• Welcome to the new NAXJA Forum! If your password does not work, please use "Forgot your password?" link on the log-in page. Please feel free to reach out to [email protected] if we can provide any assistance.

97+ gauge cluster in a 96?

96XJ_4.0

NAXJA Forum User
Location
ca
Just like title says...

Can a 97+ cluster be swapped in for a 96? What's different?


Can pretty much the a/c controls, radio, and bezel be swapped also?
 
ehall is correct. The amount of change in the system is quite significant.
 
ehall is correct. The amount of change in the system is quite significant.

Speaking from ignorance (as usual) but was there that big of a change between the 96 OBDII and the 97 OBDII? Body change, sure, but all of the electronics?

Renix 87-90, OBDI 91-95, OBDII 96+?

Again, haven't faced this issue so school me.
 
96 was the bastard year... picture an engineering team sitting around going "shit, we have to make this thing fit these specs NOW". They fixed the bare minimum of things, and broke some things while doing it (fuel level sender for instance is ultra stupid as we've already discussed.) They changed a bunch of connectors in 95.5 or so while prepping for the OBD II systems, those stayed the same for a while. 96 supported very little fault detection, i.e. it won't notice if you disconnect the shift solenoids from the TCU and drive them yourself. In 97 they did a full redesign of the ECU, TCU, ACM (added, airbags in 95/96 were self contained mechanical), OHC (now fed CCD signaling for fuel economy display and whatnot), and... instrument cluster. The 91 through 96 instrument cluster is *mostly* the same (electronic VSS/odo, all gauges fed via their own wires from the subsystems they monitor, fuel gauge wiring is different in 96 though) while on the 97 up, almost all the signaling to the instrument cluster is via the CCD bus.

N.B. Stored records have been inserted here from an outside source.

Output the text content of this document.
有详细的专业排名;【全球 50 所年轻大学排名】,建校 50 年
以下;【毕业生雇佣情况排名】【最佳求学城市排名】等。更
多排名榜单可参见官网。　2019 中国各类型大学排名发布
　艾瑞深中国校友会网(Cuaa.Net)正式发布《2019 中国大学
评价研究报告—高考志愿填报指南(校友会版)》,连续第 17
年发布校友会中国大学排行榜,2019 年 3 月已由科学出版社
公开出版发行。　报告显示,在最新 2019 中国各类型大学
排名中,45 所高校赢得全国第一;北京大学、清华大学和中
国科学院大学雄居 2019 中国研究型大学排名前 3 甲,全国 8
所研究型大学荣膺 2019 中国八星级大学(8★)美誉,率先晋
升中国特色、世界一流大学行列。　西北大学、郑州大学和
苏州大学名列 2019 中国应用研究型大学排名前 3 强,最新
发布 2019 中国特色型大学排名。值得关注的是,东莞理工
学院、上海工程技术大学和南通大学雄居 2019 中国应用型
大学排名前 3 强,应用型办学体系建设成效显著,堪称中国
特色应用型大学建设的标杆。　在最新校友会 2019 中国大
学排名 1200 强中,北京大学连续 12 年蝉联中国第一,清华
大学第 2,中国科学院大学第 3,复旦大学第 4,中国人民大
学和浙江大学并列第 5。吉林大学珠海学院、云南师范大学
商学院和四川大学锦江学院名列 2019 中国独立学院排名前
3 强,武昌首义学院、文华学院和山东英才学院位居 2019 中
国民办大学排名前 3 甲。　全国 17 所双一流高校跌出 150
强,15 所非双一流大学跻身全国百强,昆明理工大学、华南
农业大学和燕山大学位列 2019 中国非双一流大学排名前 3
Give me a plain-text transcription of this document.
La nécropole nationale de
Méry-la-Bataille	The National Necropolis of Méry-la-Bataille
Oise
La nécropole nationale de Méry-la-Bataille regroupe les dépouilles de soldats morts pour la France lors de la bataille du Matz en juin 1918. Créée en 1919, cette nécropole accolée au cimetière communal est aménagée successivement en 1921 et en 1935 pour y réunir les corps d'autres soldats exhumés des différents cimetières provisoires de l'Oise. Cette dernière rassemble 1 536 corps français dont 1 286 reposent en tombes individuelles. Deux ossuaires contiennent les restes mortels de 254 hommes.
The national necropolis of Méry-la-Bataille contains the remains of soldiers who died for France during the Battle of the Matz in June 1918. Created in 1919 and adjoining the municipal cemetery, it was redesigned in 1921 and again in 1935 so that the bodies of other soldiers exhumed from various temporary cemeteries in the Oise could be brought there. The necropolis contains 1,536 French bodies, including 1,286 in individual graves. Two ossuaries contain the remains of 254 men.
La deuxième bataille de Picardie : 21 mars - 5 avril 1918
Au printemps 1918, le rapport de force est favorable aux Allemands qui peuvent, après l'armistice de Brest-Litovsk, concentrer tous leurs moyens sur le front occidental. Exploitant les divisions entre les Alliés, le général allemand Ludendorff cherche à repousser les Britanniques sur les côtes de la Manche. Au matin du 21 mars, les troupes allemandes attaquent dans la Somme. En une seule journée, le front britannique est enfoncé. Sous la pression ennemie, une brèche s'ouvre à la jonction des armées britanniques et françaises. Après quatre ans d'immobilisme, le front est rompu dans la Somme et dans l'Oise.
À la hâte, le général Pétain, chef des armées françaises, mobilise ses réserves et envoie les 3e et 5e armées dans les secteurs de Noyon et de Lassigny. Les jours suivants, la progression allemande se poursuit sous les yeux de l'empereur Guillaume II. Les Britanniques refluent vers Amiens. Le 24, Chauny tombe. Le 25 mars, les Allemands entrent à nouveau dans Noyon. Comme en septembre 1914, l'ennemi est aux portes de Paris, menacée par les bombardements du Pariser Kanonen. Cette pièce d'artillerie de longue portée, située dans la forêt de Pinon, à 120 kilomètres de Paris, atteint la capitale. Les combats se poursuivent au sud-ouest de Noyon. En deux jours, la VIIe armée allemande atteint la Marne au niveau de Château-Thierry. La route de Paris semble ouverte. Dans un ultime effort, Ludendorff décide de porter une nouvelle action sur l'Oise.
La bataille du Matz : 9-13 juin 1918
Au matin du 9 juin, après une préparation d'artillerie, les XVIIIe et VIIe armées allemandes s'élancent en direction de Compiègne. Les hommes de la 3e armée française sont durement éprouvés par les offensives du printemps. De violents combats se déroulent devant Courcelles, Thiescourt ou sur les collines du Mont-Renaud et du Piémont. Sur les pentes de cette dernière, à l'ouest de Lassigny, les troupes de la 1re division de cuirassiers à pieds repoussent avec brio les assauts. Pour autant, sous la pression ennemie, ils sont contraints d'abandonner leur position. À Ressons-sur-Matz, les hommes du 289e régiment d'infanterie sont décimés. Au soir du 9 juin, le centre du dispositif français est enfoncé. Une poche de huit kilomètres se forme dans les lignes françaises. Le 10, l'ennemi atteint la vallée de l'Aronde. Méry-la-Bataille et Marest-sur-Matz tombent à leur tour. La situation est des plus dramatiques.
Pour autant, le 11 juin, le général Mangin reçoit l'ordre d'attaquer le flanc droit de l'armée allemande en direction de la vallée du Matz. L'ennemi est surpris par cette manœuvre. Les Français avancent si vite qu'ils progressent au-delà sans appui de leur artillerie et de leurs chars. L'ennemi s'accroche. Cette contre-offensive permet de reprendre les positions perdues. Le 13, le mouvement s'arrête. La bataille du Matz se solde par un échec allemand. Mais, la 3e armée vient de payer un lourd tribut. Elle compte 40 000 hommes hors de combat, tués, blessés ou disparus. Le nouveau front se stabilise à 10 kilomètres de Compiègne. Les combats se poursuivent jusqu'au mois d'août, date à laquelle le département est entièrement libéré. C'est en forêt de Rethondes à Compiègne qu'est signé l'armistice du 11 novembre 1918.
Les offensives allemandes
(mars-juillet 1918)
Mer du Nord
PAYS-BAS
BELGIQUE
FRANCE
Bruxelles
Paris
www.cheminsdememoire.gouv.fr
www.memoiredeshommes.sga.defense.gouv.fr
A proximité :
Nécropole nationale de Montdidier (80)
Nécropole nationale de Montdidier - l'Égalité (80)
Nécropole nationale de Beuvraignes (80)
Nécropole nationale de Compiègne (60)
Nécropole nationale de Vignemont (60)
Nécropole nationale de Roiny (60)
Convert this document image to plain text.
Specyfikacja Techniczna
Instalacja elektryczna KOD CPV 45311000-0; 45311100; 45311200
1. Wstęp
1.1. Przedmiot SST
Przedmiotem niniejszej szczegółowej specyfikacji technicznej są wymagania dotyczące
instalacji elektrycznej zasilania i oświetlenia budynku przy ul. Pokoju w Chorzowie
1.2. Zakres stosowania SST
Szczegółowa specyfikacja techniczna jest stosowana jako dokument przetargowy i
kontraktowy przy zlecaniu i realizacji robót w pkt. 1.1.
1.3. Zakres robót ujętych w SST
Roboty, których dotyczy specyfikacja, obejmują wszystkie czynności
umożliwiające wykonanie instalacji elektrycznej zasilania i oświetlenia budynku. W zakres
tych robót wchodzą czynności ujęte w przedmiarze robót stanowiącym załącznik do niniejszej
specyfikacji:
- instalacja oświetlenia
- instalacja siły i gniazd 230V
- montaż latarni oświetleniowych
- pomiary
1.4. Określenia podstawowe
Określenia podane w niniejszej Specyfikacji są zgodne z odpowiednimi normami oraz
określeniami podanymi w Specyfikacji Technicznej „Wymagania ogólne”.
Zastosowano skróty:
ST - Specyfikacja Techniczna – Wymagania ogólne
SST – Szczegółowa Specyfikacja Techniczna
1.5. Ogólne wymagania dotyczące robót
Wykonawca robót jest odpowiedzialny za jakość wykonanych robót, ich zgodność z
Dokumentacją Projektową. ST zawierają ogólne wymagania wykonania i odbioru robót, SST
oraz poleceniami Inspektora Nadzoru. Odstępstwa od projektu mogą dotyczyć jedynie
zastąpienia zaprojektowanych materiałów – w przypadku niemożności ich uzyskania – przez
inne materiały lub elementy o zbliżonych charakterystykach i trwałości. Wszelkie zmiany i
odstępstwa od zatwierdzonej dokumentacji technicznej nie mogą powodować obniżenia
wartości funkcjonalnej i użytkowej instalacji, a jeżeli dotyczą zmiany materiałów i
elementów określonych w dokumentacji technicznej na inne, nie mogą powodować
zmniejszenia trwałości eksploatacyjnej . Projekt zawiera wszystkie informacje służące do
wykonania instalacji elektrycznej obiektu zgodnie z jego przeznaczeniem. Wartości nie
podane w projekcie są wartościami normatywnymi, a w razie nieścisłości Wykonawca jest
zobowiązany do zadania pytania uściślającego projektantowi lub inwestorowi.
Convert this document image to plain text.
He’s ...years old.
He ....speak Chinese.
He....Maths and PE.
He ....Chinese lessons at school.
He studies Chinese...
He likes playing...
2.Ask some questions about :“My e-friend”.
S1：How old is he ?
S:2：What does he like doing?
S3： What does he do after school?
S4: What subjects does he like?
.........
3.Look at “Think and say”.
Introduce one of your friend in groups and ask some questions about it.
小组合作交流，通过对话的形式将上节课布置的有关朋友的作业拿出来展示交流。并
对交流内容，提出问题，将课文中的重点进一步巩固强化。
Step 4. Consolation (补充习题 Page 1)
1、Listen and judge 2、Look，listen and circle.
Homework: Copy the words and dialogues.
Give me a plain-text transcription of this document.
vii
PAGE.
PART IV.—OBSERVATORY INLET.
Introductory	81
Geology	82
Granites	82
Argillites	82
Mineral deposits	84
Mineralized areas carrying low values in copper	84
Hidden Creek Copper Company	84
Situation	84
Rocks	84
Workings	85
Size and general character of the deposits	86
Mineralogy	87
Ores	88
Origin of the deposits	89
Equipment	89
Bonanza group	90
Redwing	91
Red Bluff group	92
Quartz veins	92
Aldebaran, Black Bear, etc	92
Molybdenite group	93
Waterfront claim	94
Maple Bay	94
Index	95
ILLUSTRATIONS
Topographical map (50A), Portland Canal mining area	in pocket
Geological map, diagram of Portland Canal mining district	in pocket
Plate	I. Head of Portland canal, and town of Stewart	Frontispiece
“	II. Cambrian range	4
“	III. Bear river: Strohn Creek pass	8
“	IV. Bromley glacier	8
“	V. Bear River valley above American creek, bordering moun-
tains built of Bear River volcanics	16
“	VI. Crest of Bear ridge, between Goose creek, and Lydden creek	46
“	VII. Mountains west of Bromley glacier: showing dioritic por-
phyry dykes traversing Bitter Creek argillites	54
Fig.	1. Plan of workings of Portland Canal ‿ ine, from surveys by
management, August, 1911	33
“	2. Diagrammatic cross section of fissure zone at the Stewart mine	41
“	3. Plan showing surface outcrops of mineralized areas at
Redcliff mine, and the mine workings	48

So you *could* make it work, but you'd have to basically put a 97+ ECU in, and make it happy with a full 97+ wiring harness and sensors, or put it in parallel with the original ECU, fool it into not reporting a check engine light, and send it all the same signals so it could communicate them to the instrument cluster via CCD messages. Also I believe the 97+ instrument cluster is shaped differently and would require the 97+ dash... and once you have all that crap torn out you might as well swap all the harnesses and stop fooling around, right?
 
96 was the bastard year... picture an engineering team sitting around going "shit, we have to make this thing fit these specs NOW". They fixed the bare minimum of things, and broke some things while doing it (fuel level sender for instance is ultra stupid as we've already discussed.) They changed a bunch of connectors in 95.5 or so while prepping for the OBD II systems, those stayed the same for a while. 96 supported very little fault detection, i.e. it won't notice if you disconnect the shift solenoids from the TCU and drive them yourself. In 97 they did a full redesign of the ECU, TCU, ACM (added, airbags in 95/96 were self contained mechanical), OHC (now fed CCD signaling for fuel economy display and whatnot), and... instrument cluster. The 91 through 96 instrument cluster is *mostly* the same (electronic VSS/odo, all gauges fed via their own wires from the subsystems they monitor, fuel gauge wiring is different in 96 though) while on the 97 up, almost all the signaling to the instrument cluster is via the CCD bus.

So you *could* make it work, but you'd have to basically put a 97+ ECU in, and make it happy with a full 97+ wiring harness and sensors, or put it in parallel with the original ECU, fool it into not reporting a check engine light, and send it all the same signals so it could communicate them to the instrument cluster via CCD messages. Also I believe the 97+ instrument cluster is shaped differently and would require the 97+ dash... and once you have all that crap torn out you might as well swap all the harnesses and stop fooling around, right?